In conclusion, our results demonstrate considerable individual variability in body weight and composition changes in response to aerobic exercise training in premenopausal women and that changes in fat mass were not predicted by baseline body weight or body fat, aerobic fitness level, or net ExEE. Changes in fat mass after 12 weeks of exercise training were, however, moderately correlated with changes in body weight and fat mass at 4 weeks and less so with change in body fat percentage at 4 weeks and with baseline submaximal exercise VE and energy expenditure. Further research is necessary to determine whether knowledge of these predictors can be used to enhance effectiveness of aerobic exercise for weight control. The fact that two-thirds of the women demonstrated compensation, and as a group gained fat mass after an exercise program consistent with current public health recommendations (12), suggests that this should be a high priority.

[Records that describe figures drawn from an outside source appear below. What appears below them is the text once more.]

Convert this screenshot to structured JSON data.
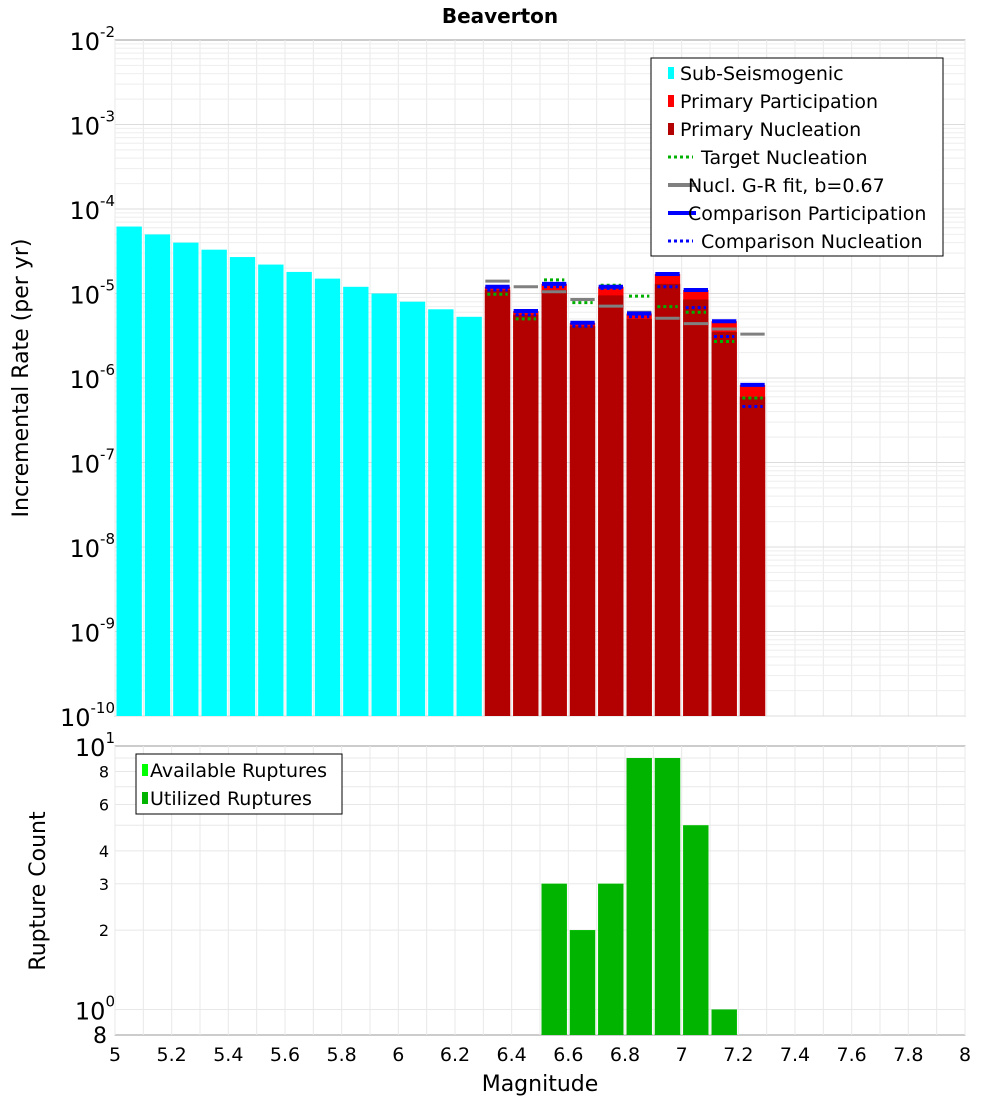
{
  "chart_data": [
    {
      "type": "bar",
      "title": "Beaverton",
      "ylabel": "Incremental Rate (per yr)",
      "xlabel": "",
      "y_scale": "log",
      "xlim": [
        5,
        8
      ],
      "ylim": [
        1e-10,
        0.01
      ],
      "bin_width": 0.1,
      "y_tick_labels": [
        {
          "base": "10",
          "exp": "-2",
          "value": 0.01
        },
        {
          "base": "10",
          "exp": "-3",
          "value": 0.001
        },
        {
          "base": "10",
          "exp": "-4",
          "value": 0.0001
        },
        {
          "base": "10",
          "exp": "-5",
          "value": 1e-05
        },
        {
          "base": "10",
          "exp": "-6",
          "value": 1e-06
        },
        {
          "base": "10",
          "exp": "-7",
          "value": 1e-07
        },
        {
          "base": "10",
          "exp": "-8",
          "value": 1e-08
        },
        {
          "base": "10",
          "exp": "-9",
          "value": 1e-09
        },
        {
          "base": "10",
          "exp": "-10",
          "value": 1e-10
        }
      ],
      "legend": {
        "placement": "top-right",
        "entries": [
          {
            "label": "Sub-Seismogenic",
            "style": "box",
            "color": "#00ffff"
          },
          {
            "label": "Primary Participation",
            "style": "box",
            "color": "#ff0000"
          },
          {
            "label": "Primary Nucleation",
            "style": "box",
            "color": "#b30000"
          },
          {
            "label": "Target Nucleation",
            "style": "dotted",
            "color": "#00b000"
          },
          {
            "label": "Nucl. G-R fit, b=0.67",
            "style": "solid",
            "color": "#808080"
          },
          {
            "label": "Comparison Participation",
            "style": "solid",
            "color": "#0000ff"
          },
          {
            "label": "Comparison Nucleation",
            "style": "dotted",
            "color": "#0000ff"
          }
        ]
      },
      "series": [
        {
          "name": "Sub-Seismogenic",
          "color": "#00ffff",
          "x": [
            5.05,
            5.15,
            5.25,
            5.35,
            5.45,
            5.55,
            5.65,
            5.75,
            5.85,
            5.95,
            6.05,
            6.15,
            6.25
          ],
          "values": [
            6.2e-05,
            5e-05,
            4e-05,
            3.3e-05,
            2.7e-05,
            2.2e-05,
            1.8e-05,
            1.5e-05,
            1.2e-05,
            1e-05,
            8e-06,
            6.5e-06,
            5.3e-06
          ]
        },
        {
          "name": "Primary Participation",
          "color": "#ff0000",
          "x": [
            6.35,
            6.45,
            6.55,
            6.65,
            6.75,
            6.85,
            6.95,
            7.05,
            7.15,
            7.25
          ],
          "values": [
            1.2e-05,
            6.2e-06,
            1.3e-05,
            4.5e-06,
            1.2e-05,
            5.8e-06,
            1.7e-05,
            1.1e-05,
            4.7e-06,
            8.3e-07
          ]
        },
        {
          "name": "Primary Nucleation",
          "color": "#b30000",
          "x": [
            6.35,
            6.45,
            6.55,
            6.65,
            6.75,
            6.85,
            6.95,
            7.05,
            7.15,
            7.25
          ],
          "values": [
            1.1e-05,
            5.6e-06,
            1.1e-05,
            4.1e-06,
            9.5e-06,
            5e-06,
            1.3e-05,
            8.5e-06,
            3.5e-06,
            6e-07
          ]
        },
        {
          "name": "Target Nucleation",
          "color": "#00b000",
          "x": [
            6.35,
            6.45,
            6.55,
            6.65,
            6.75,
            6.85,
            6.95,
            7.05,
            7.15,
            7.25
          ],
          "values": [
            9.8e-06,
            5e-06,
            1.45e-05,
            7.8e-06,
            1.25e-05,
            9.3e-06,
            7e-06,
            6e-06,
            2.7e-06,
            5.8e-07
          ]
        },
        {
          "name": "Nucl. G-R fit, b=0.67",
          "color": "#808080",
          "x": [
            6.35,
            6.45,
            6.55,
            6.65,
            6.75,
            6.85,
            6.95,
            7.05,
            7.15,
            7.25
          ],
          "values": [
            1.4e-05,
            1.2e-05,
            1.05e-05,
            8.5e-06,
            7.1e-06,
            6e-06,
            5.1e-06,
            4.4e-06,
            3.8e-06,
            3.3e-06
          ]
        },
        {
          "name": "Comparison Participation",
          "color": "#0000ff",
          "x": [
            6.35,
            6.45,
            6.55,
            6.65,
            6.75,
            6.85,
            6.95,
            7.05,
            7.15,
            7.25
          ],
          "values": [
            1.2e-05,
            6.2e-06,
            1.3e-05,
            4.5e-06,
            1.2e-05,
            5.8e-06,
            1.7e-05,
            1.1e-05,
            4.7e-06,
            8.3e-07
          ]
        },
        {
          "name": "Comparison Nucleation",
          "color": "#0000ff",
          "x": [
            6.35,
            6.45,
            6.55,
            6.65,
            6.75,
            6.85,
            6.95,
            7.05,
            7.15,
            7.25
          ],
          "values": [
            1.1e-05,
            5.6e-06,
            1.2e-05,
            4.1e-06,
            1.15e-05,
            5.3e-06,
            1.2e-05,
            6.8e-06,
            3.1e-06,
            4.6e-07
          ]
        }
      ]
    },
    {
      "type": "bar",
      "title": "",
      "xlabel": "Magnitude",
      "ylabel": "Rupture Count",
      "y_scale": "log",
      "xlim": [
        5,
        8
      ],
      "ylim": [
        0.8,
        10
      ],
      "bin_width": 0.1,
      "x_ticks": [
        5,
        5.2,
        5.4,
        5.6,
        5.8,
        6,
        6.2,
        6.4,
        6.6,
        6.8,
        7,
        7.2,
        7.4,
        7.6,
        7.8,
        8
      ],
      "x_tick_labels": [
        "5",
        "5.2",
        "5.4",
        "5.6",
        "5.8",
        "6",
        "6.2",
        "6.4",
        "6.6",
        "6.8",
        "7",
        "7.2",
        "7.4",
        "7.6",
        "7.8",
        "8"
      ],
      "y_major_labels": [
        {
          "base": "10",
          "exp": "1",
          "value": 10
        },
        {
          "base": "10",
          "exp": "0",
          "value": 1
        }
      ],
      "y_minor_labels": [
        {
          "label": "8",
          "value": 8
        },
        {
          "label": "6",
          "value": 6
        },
        {
          "label": "4",
          "value": 4
        },
        {
          "label": "3",
          "value": 3
        },
        {
          "label": "2",
          "value": 2
        }
      ],
      "y_bottom_label": {
        "label": "8",
        "value": 0.8
      },
      "legend": {
        "placement": "top-left",
        "entries": [
          {
            "label": "Available Ruptures",
            "style": "box",
            "color": "#00ff00"
          },
          {
            "label": "Utilized Ruptures",
            "style": "box",
            "color": "#00b400"
          }
        ]
      },
      "series": [
        {
          "name": "Available Ruptures",
          "color": "#00ff00",
          "x": [
            6.55,
            6.65,
            6.75,
            6.85,
            6.95,
            7.05,
            7.15
          ],
          "values": [
            3,
            2,
            3,
            9,
            9,
            5,
            1
          ]
        },
        {
          "name": "Utilized Ruptures",
          "color": "#00b400",
          "x": [
            6.55,
            6.65,
            6.75,
            6.85,
            6.95,
            7.05,
            7.15
          ],
          "values": [
            3,
            2,
            3,
            9,
            9,
            5,
            1
          ]
        }
      ]
    }
  ]
}
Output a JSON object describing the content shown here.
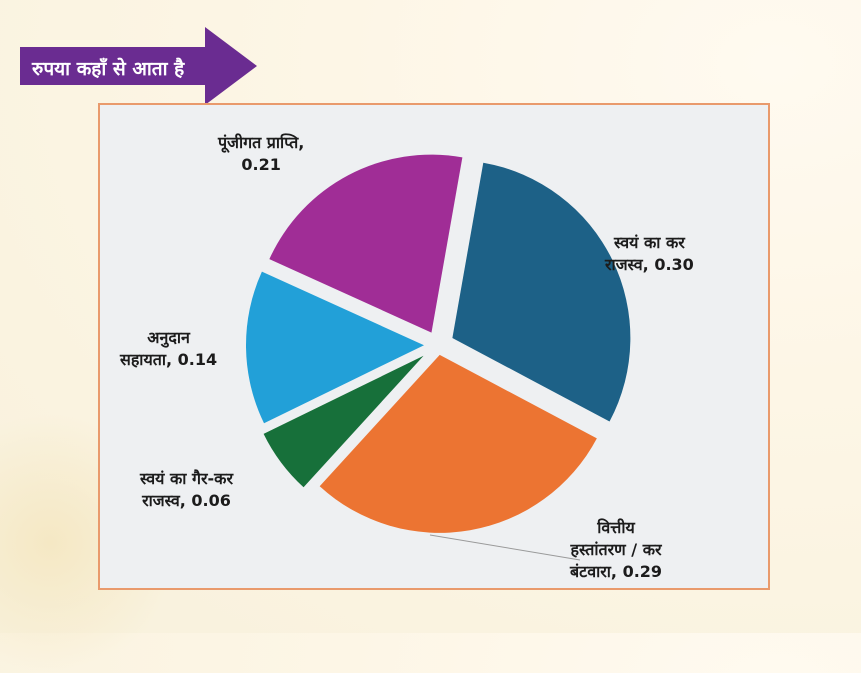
{
  "banner": {
    "title": "रुपया कहाँ से आता है",
    "color": "#6a2c91"
  },
  "chart_data": {
    "type": "pie",
    "title": "रुपया कहाँ से आता है",
    "start_angle_deg": 10,
    "direction": "clockwise",
    "exploded": true,
    "slices": [
      {
        "name": "स्वयं का कर राजस्व",
        "value": 0.3,
        "color": "#1d6187",
        "label_line1": "स्वयं का कर",
        "label_line2": "राजस्व, 0.30"
      },
      {
        "name": "वित्तीय हस्तांतरण / कर बंटवारा",
        "value": 0.29,
        "color": "#ec7432",
        "label_line1": "वित्तीय",
        "label_line2": "हस्तांतरण / कर",
        "label_line3": "बंटवारा, 0.29"
      },
      {
        "name": "स्वयं का गैर-कर राजस्व",
        "value": 0.06,
        "color": "#17703a",
        "label_line1": "स्वयं का गैर-कर",
        "label_line2": "राजस्व, 0.06"
      },
      {
        "name": "अनुदान सहायता",
        "value": 0.14,
        "color": "#22a0d8",
        "label_line1": "अनुदान",
        "label_line2": "सहायता, 0.14"
      },
      {
        "name": "पूंजीगत प्राप्ति",
        "value": 0.21,
        "color": "#a02d96",
        "label_line1": "पूंजीगत प्राप्ति,",
        "label_line2": "0.21"
      }
    ],
    "legend": "none",
    "frame_border_color": "#e99a6c",
    "plot_background": "#eef0f2"
  }
}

Gain in body weight or body fat with aerobic exercise training is not considered a desirable outcome, yet is a consistent observation in controlled research settings and thus may be a common occurrence in clinical and professional practice. Since the change in body weight at 4 weeks was the strongest single correlate of body fat change after 12 weeks of exercise training, monitoring of body weight changes during the initial weeks of exercise training could prove to be useful in helping prevent unintended weight/fat gain in women who initiate an aerobic exercise program. Body weight is easy to measure and has the advantage over other predictors that may not be feasible outside a research setting (e.g., body composition testing, indirect calorimetry for assessment of energy expenditure) and therefore could potentially be used by coaches, personal trainers, and other professionals to assist individuals in achieving their weight loss goals and avoid unintended fat gain. Early identification of compensators through monitoring of body weight changes could lead to individualization of exercise programs to specifically fit the needs of each individual and prevent exercise-induced fat gain.
There are no conflicts of interest to report. No funding was received for this research. J.R.R. is supported by a training grant from the National Institute of Diabetes and Digestive and Kidney Diseases (T32-DK083250). The results of the present study do not constitute endorsement of the product by the authors or the National Strength and Conditioning Association.